The Strain on Los Angeles Animal Services

Brown and white dog looking through the bars of a shelter kennel
By Julie Castle

Los Angeles needs our help. And when I say “our,” I mean every single one of us: shelters and rescue groups, government officials, Angelenos, and animal lovers across the country. Each of the six animal shelters operated by Los Angeles Animal Services (LAAS) is well over capacity, causing suffering for both the animals within them and the people caring for them. LAAS is in crisis. But we’ve been here before. We know there’s a path forward. Let me explain.

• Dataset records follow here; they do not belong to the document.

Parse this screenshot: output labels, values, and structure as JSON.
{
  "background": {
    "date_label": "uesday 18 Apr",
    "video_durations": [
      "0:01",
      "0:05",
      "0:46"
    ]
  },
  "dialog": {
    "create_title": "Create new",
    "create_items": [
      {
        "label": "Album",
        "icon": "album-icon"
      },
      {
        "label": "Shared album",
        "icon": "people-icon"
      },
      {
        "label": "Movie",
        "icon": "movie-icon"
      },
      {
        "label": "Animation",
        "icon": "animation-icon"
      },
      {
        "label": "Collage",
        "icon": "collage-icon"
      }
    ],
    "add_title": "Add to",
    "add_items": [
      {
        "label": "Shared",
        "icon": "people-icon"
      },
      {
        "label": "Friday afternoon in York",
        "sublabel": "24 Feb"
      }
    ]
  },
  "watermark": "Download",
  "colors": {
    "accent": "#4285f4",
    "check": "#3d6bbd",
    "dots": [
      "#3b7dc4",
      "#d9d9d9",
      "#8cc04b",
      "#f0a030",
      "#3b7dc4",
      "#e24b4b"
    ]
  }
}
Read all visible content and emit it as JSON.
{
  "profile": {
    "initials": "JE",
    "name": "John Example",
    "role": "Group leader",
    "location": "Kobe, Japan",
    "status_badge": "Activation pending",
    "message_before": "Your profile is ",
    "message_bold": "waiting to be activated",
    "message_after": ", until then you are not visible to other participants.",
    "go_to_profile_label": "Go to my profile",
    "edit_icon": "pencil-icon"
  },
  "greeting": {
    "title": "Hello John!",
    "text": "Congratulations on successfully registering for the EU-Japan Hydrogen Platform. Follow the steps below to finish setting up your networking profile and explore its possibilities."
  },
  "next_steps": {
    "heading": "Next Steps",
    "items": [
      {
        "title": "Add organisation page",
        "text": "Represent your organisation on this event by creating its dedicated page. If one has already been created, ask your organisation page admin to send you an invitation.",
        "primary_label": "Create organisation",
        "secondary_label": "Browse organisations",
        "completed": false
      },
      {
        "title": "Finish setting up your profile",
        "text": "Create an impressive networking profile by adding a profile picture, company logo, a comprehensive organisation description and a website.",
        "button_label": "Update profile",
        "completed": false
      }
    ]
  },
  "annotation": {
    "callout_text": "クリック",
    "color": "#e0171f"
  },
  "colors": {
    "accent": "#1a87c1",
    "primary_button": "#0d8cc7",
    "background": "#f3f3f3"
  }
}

In late 2010, Best Friends began meeting with the then-new LAAS general manager, Brenda Barnette, about how we could collaborate to make the city of Los Angeles a no-kill community. Achieving no-kill had been voted in as the official policy goal of the city by the LA City Council years earlier, but turmoil within the department, the Great Recession, and the general food fight that had been the LA animal welfare community for over a decade all conspired to keep the city’s save rate tragically low. Prior to Brenda’s arrival, there had been six general managers (including two interim) heading up LA Animal Services between 2001 and 2010. Brenda was the seventh. Thanks to her no-kill experience and pedigree dating back to her work with Rich Avanzino, the father of no-kill, at San Francisco SPCA, Brenda was being given the benefit of the doubt by the very skeptical stakeholders both inside and outside of the department.

It was a steep hill to climb. The most prominent individuals within and the loudest voices on the fringes of the no-kill movement had all declined the position when offered. I remember it was widely regarded as a no-win situation that had ended the careers of some very talented people through infighting, grandstanding, and the animal community’s seemingly unbreakable habit of gnawing its own leg. Sadly, leg gnawing is something we see a lot of in animal welfare.

But Brenda was game, and so was I. At the time, I was director of community programs and services for Best Friends and had put in seven years as the head of operations for No More Homeless Pets in Utah, a first-of-its-kind, statewide no-kill coalition. We had a data-driven model that covered all the bases — lifesaving metrics, transparency, and accountability — and we could use that for LA. My team and Brenda were prepared to take the arrows in the back from the usual suspects until we could demonstrate results.

We spent 2011 establishing buy-in and building the nucleus of what would ultimately become a coalition of over 150 LA-area animal organizations, each committed to supporting LA Animal Services’ lifesaving work. We launched No-Kill Los Angeles, widely known as NKLA, in 2012. At that point, LAAS had a distressingly low save rate of 57.8% of the more than 54,000 dogs and cats who entered its doors.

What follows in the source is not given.